Nah, still fully an error on Valve's end. A DoS attack should, at the most, stop the store from processing requests in a timely manner. That is the extent of damages that the attack should do. Only incompetence on someone's part on Valve's end creates the problems we saw here.

A DoS attack is expected for anything major relating to the internet nowadays. To fail like they did is completely irresponsible, and Valve should be held responsible.

Thought the internet had universally decided that victim blaming isn't cool.

Glibness aside, and to continue the analogy, I'm not entirely sure I believe Valve on this one. Blaming it on DDoSers seems to be the go-to excuse for any online corporate screwup these days.

 

[hearty0]

Nah, still fully an error on Valve's end. A DoS attack should, at the most, stop the store from processing requests in a timely manner. That is the extent of damages that the attack should do. Only incompetence on someone's part on Valve's end creates the problems we saw here.

A DoS attack is expected for anything major relating to the internet nowadays. To fail like they did is completely irresponsible, and Valve should be held responsible.

Thought the internet had universally decided that victim blaming isn't cool.

Glibness aside, and to continue the analogy, I'm not entirely sure I believe Valve on this one. Blaming it on DDoSers seems to be the go-to excuse for any online corporate screwup these days.

They didn't though, they only explained that the DoS attack put increased strain on the store (20 times more than even the usual steam sale's demand), which they countered by more aggressively caching the website. Unfortunately they messed it up and caused this incident.

 

[Damian Porter]

This is why I don't save my credit card, billing address and phone number on steam. The only thing people would see is my e-mail address and the amount in my steam wallet.

 

[Xeorm]

They didn't though, they only explained that the DoS attack put increased strain on the store (20 times more than even the usual steam sale's demand), which they countered by more aggressively caching the website. Unfortunately they messed it up and caused this incident.

It looks that way, but even just looking at responses here, you can see how people react: DoS attack->caching problem. Valve doesn't put much emphasis on that the caching problem was one of their own design, so people reading it don't see it either. Nor is there even an apology in the message.

 

[Vendor-Lazarus]

I still don't like steam but in this case I have to defend it as they didn't really do anything wrong,
except hire a third company that employed an individual/team that took a shortcut in server/cache handling.

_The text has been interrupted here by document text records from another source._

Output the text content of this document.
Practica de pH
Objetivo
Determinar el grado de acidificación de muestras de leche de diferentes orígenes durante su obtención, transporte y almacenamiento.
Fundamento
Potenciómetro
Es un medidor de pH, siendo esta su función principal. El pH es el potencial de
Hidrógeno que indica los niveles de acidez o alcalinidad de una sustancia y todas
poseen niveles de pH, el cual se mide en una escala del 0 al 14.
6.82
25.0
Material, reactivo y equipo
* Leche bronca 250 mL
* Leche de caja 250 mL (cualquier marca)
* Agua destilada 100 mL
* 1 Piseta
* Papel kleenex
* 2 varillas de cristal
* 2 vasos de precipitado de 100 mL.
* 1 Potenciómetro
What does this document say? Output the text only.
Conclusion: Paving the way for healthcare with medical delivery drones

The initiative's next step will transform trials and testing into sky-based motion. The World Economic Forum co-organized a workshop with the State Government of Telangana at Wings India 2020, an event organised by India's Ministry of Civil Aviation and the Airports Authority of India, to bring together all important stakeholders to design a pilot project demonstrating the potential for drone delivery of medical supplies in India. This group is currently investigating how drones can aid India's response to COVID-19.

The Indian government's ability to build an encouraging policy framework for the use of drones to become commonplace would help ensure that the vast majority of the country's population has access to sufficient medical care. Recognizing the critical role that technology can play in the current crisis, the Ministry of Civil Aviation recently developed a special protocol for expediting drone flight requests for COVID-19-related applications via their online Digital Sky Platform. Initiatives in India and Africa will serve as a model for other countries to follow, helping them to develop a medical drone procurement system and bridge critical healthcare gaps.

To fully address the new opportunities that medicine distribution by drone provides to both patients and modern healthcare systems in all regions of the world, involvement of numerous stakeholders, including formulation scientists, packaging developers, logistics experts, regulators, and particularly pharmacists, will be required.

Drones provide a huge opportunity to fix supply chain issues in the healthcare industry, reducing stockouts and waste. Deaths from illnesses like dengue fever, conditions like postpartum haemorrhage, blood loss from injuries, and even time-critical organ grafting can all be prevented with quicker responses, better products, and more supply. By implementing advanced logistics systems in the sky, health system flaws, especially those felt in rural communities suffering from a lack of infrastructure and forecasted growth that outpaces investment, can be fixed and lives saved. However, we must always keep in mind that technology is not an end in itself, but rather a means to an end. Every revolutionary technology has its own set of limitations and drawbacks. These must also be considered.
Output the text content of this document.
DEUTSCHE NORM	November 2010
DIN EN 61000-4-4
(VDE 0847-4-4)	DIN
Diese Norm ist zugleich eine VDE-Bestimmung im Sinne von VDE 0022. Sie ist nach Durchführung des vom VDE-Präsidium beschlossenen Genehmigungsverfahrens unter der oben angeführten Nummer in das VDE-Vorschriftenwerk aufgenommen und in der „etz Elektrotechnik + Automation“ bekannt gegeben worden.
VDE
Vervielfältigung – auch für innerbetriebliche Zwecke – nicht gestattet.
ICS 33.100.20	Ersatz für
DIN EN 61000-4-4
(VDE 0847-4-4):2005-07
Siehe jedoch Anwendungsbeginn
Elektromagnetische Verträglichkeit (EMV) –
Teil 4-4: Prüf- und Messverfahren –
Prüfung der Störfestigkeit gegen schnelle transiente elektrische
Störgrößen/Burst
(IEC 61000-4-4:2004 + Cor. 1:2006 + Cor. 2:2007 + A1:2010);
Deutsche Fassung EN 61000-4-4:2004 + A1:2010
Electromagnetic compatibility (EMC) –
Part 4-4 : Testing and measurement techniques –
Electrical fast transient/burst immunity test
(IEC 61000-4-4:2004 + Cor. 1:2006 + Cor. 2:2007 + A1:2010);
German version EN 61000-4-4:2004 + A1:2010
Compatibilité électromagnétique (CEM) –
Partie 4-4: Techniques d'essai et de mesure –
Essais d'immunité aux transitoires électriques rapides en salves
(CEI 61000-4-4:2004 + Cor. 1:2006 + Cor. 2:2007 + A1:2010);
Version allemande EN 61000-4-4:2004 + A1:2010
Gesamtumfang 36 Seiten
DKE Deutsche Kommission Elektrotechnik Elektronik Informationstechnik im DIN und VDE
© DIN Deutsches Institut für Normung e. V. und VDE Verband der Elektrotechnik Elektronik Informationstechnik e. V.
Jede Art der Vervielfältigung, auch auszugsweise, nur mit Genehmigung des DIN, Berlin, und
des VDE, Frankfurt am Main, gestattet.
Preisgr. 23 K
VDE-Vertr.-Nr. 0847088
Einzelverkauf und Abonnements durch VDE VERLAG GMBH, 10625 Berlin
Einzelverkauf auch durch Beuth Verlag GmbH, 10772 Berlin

They took precautions to avoid a sales rush overloading the servers and to mitigate eventual DDoS attacks that is par for the course concerning big companies online.

The only real damage that occurred was revealing billing and email addresses for 34k users.

A lot of the times you don't hear about all the amazing and extensive stuff done to make sure everything works. ,)

P.S. Still no excuse for steam DRM and having a major monopoly on online distribution.